Chapter 104

For the second time that day Liv finished relating the strange circumstances of her birth and waited for the reaction. She examined the three faces opposite her staring at the cruciform scar on her side.

‘The cross will rise,’ Oscar whispered, ‘to unlock the Sacrament.’ His eyes flicked up and met hers. There was something close to wonder in them. ‘It’s you,’ he said.

Liv pulled her shirt back down, feeling suddenly exposed and shy. ‘Possibly,’ she said. ‘Only, I have no idea what the Sacrament is so I’m not sure how I’m supposed to “unlock” it.’

She sat down and turned to the page in her notebook where she’d copied the letters and re-read the message she’d found in them. When she’d written it down she thought she was on to something. But it had proved to be just another dead end. The Mala had no more idea what the Sacrament was than she did.

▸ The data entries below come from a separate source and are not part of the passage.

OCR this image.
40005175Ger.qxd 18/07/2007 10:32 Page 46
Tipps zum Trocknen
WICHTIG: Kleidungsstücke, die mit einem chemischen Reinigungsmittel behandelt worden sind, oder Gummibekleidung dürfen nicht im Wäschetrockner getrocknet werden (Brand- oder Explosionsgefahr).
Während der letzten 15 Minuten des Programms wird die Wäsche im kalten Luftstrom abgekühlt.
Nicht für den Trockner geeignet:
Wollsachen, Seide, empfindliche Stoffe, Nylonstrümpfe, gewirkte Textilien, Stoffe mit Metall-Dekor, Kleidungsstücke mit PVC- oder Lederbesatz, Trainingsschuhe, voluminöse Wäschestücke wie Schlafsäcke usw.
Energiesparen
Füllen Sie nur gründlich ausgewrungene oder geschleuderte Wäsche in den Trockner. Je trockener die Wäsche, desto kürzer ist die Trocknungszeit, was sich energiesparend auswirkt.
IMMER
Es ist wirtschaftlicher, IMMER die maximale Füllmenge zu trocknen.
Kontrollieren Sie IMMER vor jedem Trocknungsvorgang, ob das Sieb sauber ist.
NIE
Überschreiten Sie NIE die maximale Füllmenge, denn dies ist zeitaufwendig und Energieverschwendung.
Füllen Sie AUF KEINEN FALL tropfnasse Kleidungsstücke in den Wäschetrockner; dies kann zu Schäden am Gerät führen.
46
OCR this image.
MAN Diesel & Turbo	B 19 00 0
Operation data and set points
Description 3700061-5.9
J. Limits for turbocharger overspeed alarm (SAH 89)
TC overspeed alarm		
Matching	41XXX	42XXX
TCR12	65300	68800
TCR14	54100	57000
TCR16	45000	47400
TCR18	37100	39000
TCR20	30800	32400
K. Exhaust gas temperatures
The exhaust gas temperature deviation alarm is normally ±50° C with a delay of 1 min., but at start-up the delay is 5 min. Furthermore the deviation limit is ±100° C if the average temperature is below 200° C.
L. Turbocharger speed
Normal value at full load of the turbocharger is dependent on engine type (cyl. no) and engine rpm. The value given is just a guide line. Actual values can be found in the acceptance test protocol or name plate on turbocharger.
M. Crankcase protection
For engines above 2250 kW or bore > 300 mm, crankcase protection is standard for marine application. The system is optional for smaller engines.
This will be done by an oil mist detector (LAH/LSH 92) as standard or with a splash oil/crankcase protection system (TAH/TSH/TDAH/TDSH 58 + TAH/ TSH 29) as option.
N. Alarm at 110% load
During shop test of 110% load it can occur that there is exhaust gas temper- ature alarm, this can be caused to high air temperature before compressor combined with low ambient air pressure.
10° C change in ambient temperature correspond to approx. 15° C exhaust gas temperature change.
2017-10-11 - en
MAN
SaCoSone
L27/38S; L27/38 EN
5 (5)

She suddenly felt unbearably tired, like someone had opened a sluice gate and flooded her with weariness.

‘Were the letters scratched on to leather, like the phone number?’ Gabriel asked.

‘No,’ she said, rubbing her eyes with the heels of her hands. ‘They were scratched on seeds.’ She stopped rubbing and looked up to discover everyone staring straight at her.

‘Seeds?’ Oscar repeated.

She nodded. The old man’s body seemed to contract in a moment of deep concentration, then he breathed out and reached across the desk to pull the computer keyboard towards him. ‘During my time in the Citadel,’ he said, opening a browser window, ‘I did learn some of their secrets.’ He typed something into the search box and hit return. An image started downloading on the screen. It was a patchwork of greens, greys and large areas of blue. As it sharpened it manifested itself as a satellite photo of Eastern Europe. Oscar clicked on an area of the picture. The image zoomed into a section of southern Turkey until the screen showed a dense network of streets radiating out from something large and dark at its centre.

‘This is a satellite image of Ruin,’ Oscar explained, ‘taken in the 1980s. Before then all aircraft were forbidden from flying over the city.’ The image continued to sharpen. Liv leaned in closer to the screen as the picture stopped downloading. The Citadel sat at the centre. It was oval in shape and completely black except for a large area of dark green close to the centre. ‘After NASA published this photograph they lifted the ban,’ Oscar explained. ‘Even the Citadel’s jurisdiction does not yet extend into space.’

Liv focused on the patch of green.

‘What is it,’ she asked. ‘A lake?’

‘No,’ Oscar replied, zooming the image as close as it would go.